Ahead of next year's presidential race, Mexico's ruling party is touting fiscal responsibility since most indebted states are run by the opposition, but unlike in the US, most voters don't seem to care.
The administration of Mexican President Felipe Calderón has been warning in recent weeks that while the federal government does not have the debt
problem plaguing so many other countries, its state governments are a different story.
Some states are growing dangerously indebted, federal officials warn. Spending and debt ceilings have surged in up to a fifth of Mexican states, with total local debt almost doubling since 2008, the finance officials say.
Some states are not even reporting how much they really owe. On Friday, the S&P downgraded the northern state of Coahuila by several notches after the rating agency discovered their debt was four times greater than previously reported.
The clash over debt has become highly politicized as parties gear up for presidential elections next July.
The Calderón administration's conservative National Action Party (PAN) is in a pitched battle with the Institutional Revolutionary Party (PRI), which holds most state governments and is the early favorite to win the race.
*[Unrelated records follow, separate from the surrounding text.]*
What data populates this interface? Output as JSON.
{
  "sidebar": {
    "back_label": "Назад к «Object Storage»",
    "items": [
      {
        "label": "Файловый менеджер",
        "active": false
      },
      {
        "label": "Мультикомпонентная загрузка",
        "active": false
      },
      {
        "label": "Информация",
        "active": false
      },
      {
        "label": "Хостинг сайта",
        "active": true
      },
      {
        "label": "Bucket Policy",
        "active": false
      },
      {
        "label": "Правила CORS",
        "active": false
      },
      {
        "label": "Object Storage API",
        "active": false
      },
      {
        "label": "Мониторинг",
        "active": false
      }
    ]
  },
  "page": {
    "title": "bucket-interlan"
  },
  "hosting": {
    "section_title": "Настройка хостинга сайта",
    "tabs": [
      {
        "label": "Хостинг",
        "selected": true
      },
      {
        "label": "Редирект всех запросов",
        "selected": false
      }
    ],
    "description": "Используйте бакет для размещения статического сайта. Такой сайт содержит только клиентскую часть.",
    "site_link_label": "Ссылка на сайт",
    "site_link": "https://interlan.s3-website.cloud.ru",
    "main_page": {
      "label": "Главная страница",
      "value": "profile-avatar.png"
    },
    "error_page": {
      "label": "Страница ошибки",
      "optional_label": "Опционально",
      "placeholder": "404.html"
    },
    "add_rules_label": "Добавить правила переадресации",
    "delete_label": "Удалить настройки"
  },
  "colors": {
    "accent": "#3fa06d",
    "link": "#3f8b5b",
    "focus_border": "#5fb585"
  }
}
The PAN has seized on state debt as a sign of the PRI’s fiscal irresponsibility. Of course, not all indebted states are led by the PRI. Yet, the former governor of downgraded Coahuila also happens to be the current leader of the PRI.
The PAN points out that, in contrast, the federal government has brought Mexico’s deficit to around zero, a responsible policy they say has kept the economy solid despite a global slowdown.
But playing the debt card may not be as effective on voters in Mexico as it has been in recent elections in the United States: see the Republican comeback in midterm elections on calls for austerity and smaller government.